悲願の賜杯獲得となるか。大相撲秋場所8日目(17日、東京・両国国技館)、元大関の東前頭7枚目高安(33=田子ノ浦)が同じく元大関の東前頭11枚目御嶽海(30=出羽海)をはたき込んで7勝目(1敗)。東前頭15枚目熱海富士(21=伊勢ヶ浜)と並んで、優勝争いをリードしている。
高安は取組後、大きな拍手が送られた熱戦を振り返り「今日は力が入っていたし、慎重にいくことしか考えていなかった。(お客さんに)喜んでもらえてよかったですし、それが一番ありがたいですね」と納得の表情を浮かべた。

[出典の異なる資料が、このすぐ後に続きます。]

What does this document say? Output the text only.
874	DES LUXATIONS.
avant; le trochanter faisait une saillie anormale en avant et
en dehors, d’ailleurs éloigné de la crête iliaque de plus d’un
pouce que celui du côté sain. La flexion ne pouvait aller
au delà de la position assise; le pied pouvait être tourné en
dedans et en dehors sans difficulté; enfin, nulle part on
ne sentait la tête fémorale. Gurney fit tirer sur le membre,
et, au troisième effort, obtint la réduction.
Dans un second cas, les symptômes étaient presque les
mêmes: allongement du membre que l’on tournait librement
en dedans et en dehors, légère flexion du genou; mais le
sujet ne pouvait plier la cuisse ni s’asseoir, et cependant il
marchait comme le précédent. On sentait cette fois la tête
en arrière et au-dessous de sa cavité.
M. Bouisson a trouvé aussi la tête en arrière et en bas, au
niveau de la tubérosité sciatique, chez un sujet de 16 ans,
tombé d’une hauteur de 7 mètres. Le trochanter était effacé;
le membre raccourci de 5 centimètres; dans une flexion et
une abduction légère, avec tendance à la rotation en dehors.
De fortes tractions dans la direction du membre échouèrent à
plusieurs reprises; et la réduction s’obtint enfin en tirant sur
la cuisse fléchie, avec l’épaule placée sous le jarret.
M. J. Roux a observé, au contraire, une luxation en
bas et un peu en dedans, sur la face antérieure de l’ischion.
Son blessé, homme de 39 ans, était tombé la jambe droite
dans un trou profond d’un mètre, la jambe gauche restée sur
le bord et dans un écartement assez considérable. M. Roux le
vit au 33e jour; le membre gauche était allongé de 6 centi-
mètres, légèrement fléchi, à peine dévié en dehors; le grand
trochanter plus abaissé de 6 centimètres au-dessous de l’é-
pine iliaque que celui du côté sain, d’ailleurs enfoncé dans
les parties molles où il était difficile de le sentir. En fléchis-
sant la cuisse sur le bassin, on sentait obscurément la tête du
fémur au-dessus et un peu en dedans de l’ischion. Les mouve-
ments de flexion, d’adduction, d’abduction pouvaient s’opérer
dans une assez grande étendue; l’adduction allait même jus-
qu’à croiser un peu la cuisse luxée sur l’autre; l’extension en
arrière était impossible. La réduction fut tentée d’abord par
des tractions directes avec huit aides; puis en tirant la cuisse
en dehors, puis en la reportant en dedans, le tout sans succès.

大関経験を持つベテランの高安だが、優勝経験はない。2022年3月場所の優勝決定戦では、当時関脇の若隆景に敗れるなど、あと一歩のところで涙をのんできた。しかし、今場所は番付上位の力士が軒並み低空飛行。特に大関陣では、8日目終了時点で貴景勝(27=常盤山)と霧島(27=陸奥)がいずれも5勝3敗、先場所優勝の豊昇龍(24=立浪)がまさかの3勝5敗に沈んでいる。
悲願の初優勝へ、高安は「取りたい相撲ができている。内容もいいし、これが明日以降もしっかりと土俵でできればいい」と確かな手応えを感じている。
元大関の実力者が、この上ないチャンスをつかみ取ることができるのか。